Today he has shown me even his daughter or more promises will not make him stop being so selfish. Today is the first day he hasn’t seen her since she was born and he hasn’t even had the decency to call!! It highlights exactly the type of behaviour I’ve put up with since he came out of jail and I know I deserve better. My children deserve better and it’s about time I make sure that happens.
Health visitor visited today , my baby isn’t gaining weight. My breast milk isn’t as rich as it should be .. due to stress and not eating well. This has made me even more determined to fuck him off! He’s effecting our baby by treating me this way and he deserves absolutely no happiness from her at all. She is literally perfect and amazing and he’s already let her down countless times.

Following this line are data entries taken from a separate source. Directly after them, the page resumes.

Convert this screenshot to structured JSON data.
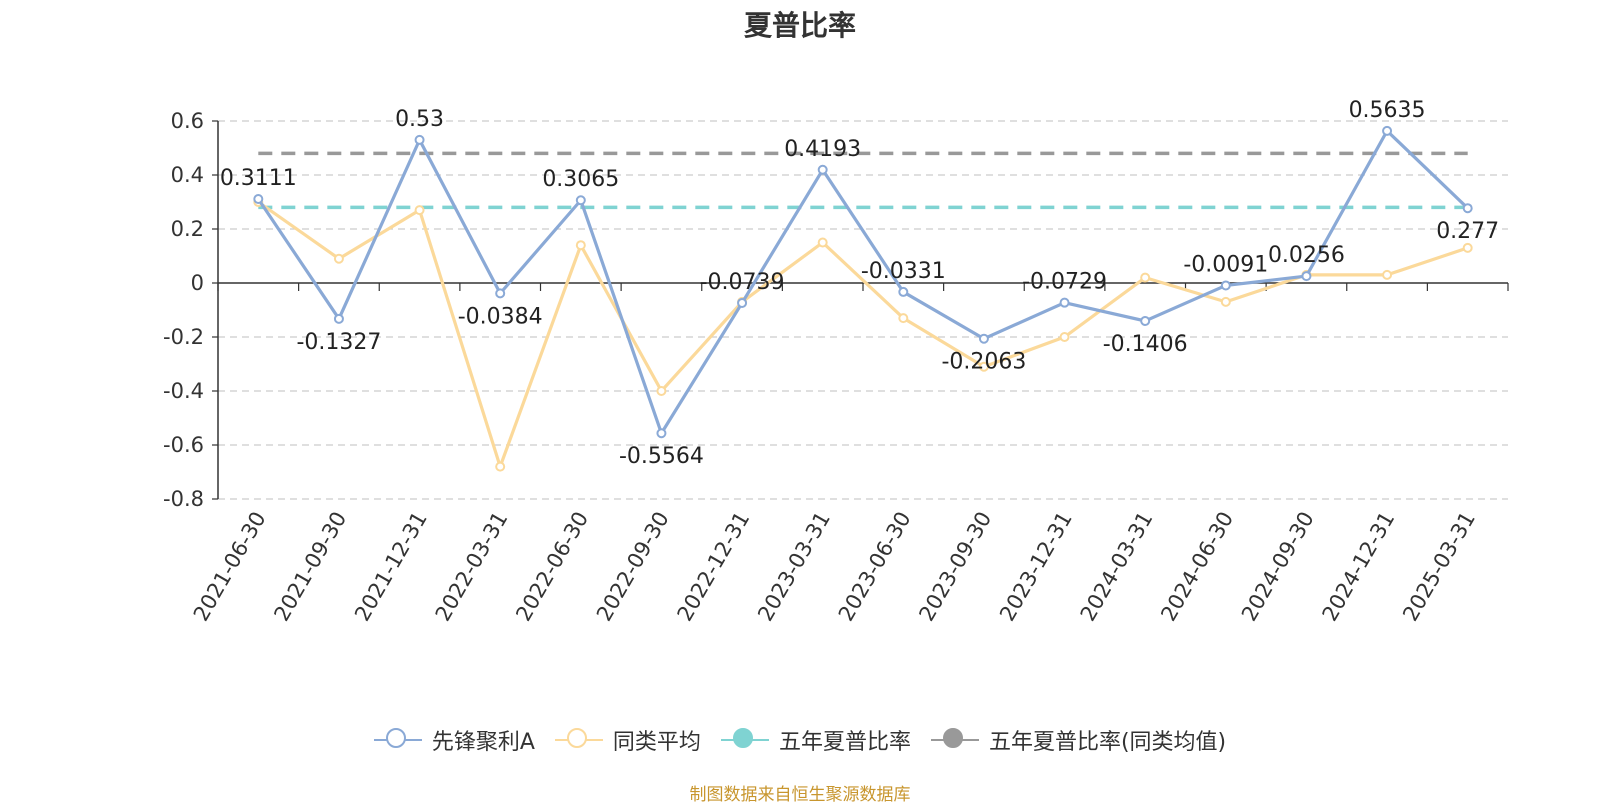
{
  "chart_data": {
    "type": "line",
    "title": "夏普比率",
    "categories": [
      "2021-06-30",
      "2021-09-30",
      "2021-12-31",
      "2022-03-31",
      "2022-06-30",
      "2022-09-30",
      "2022-12-31",
      "2023-03-31",
      "2023-06-30",
      "2023-09-30",
      "2023-12-31",
      "2024-03-31",
      "2024-06-30",
      "2024-09-30",
      "2024-12-31",
      "2025-03-31"
    ],
    "ylim": [
      -0.8,
      0.6
    ],
    "yticks": [
      0.6,
      0.4,
      0.2,
      0,
      -0.2,
      -0.4,
      -0.6,
      -0.8
    ],
    "ytick_labels": [
      "0.6",
      "0.4",
      "0.2",
      "0",
      "-0.2",
      "-0.4",
      "-0.6",
      "-0.8"
    ],
    "grid": true,
    "legend_position": "bottom",
    "series": [
      {
        "name": "先锋聚利A",
        "color": "#8aa9d6",
        "marker": "circle",
        "show_labels": true,
        "values": [
          0.3111,
          -0.1327,
          0.53,
          -0.0384,
          0.3065,
          -0.5564,
          -0.0739,
          0.4193,
          -0.0331,
          -0.2063,
          -0.0729,
          -0.1406,
          -0.0091,
          0.0256,
          0.5635,
          0.277
        ],
        "labels": [
          "0.3111",
          "-0.1327",
          "0.53",
          "-0.0384",
          "0.3065",
          "-0.5564",
          "-0.0739",
          "0.4193",
          "-0.0331",
          "-0.2063",
          "-0.0729",
          "-0.1406",
          "-0.0091",
          "0.0256",
          "0.5635",
          "0.277"
        ]
      },
      {
        "name": "同类平均",
        "color": "#fbd99a",
        "marker": "circle",
        "show_labels": false,
        "values": [
          0.3,
          0.09,
          0.27,
          -0.68,
          0.14,
          -0.4,
          -0.07,
          0.15,
          -0.13,
          -0.31,
          -0.2,
          0.02,
          -0.07,
          0.03,
          0.03,
          0.13
        ]
      },
      {
        "name": "五年夏普比率",
        "color": "#7fd3d2",
        "style": "dashed",
        "marker": "circle-filled",
        "value": 0.28
      },
      {
        "name": "五年夏普比率(同类均值)",
        "color": "#999999",
        "style": "dashed",
        "marker": "circle-filled",
        "value": 0.48
      }
    ]
  },
  "source": "制图数据来自恒生聚源数据库"
}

Him being around me will go 1 of 2 ways he’ll charm me and get in my head or he’ll attack me for anything he sees fit. Most probably how I’m a bad mum and using our baby against him. He will not be getting in my flat .. he can fight me to see his baby and I cannot wait for the day he is genuinely crying and regretting every last single lie he’s told me and every time he laid a hand on me and every single vile word he has said to me!! I know he will, I know he’ll hate to see me move on and like I said I also know he won’t treat her any better than he did me. I can feel free!
For now yes I’m broken, devastated, hurt and gutted but I know I’m stronger than this. Stronger than him. I can move on knowing that he’s gone to her for the simple reason she’s believed his bullshit and I haven’t!! He can live with himself for the rest of his life for treating the mother of his child and his new baby this way and when he’s back in jail and has ALL that time to think he will realise and he will be the devastated one!!
I am a strong woman and I have 2 beautiful girls and I will be damned if they see anymore of this vile man. They will both look at me and be proud.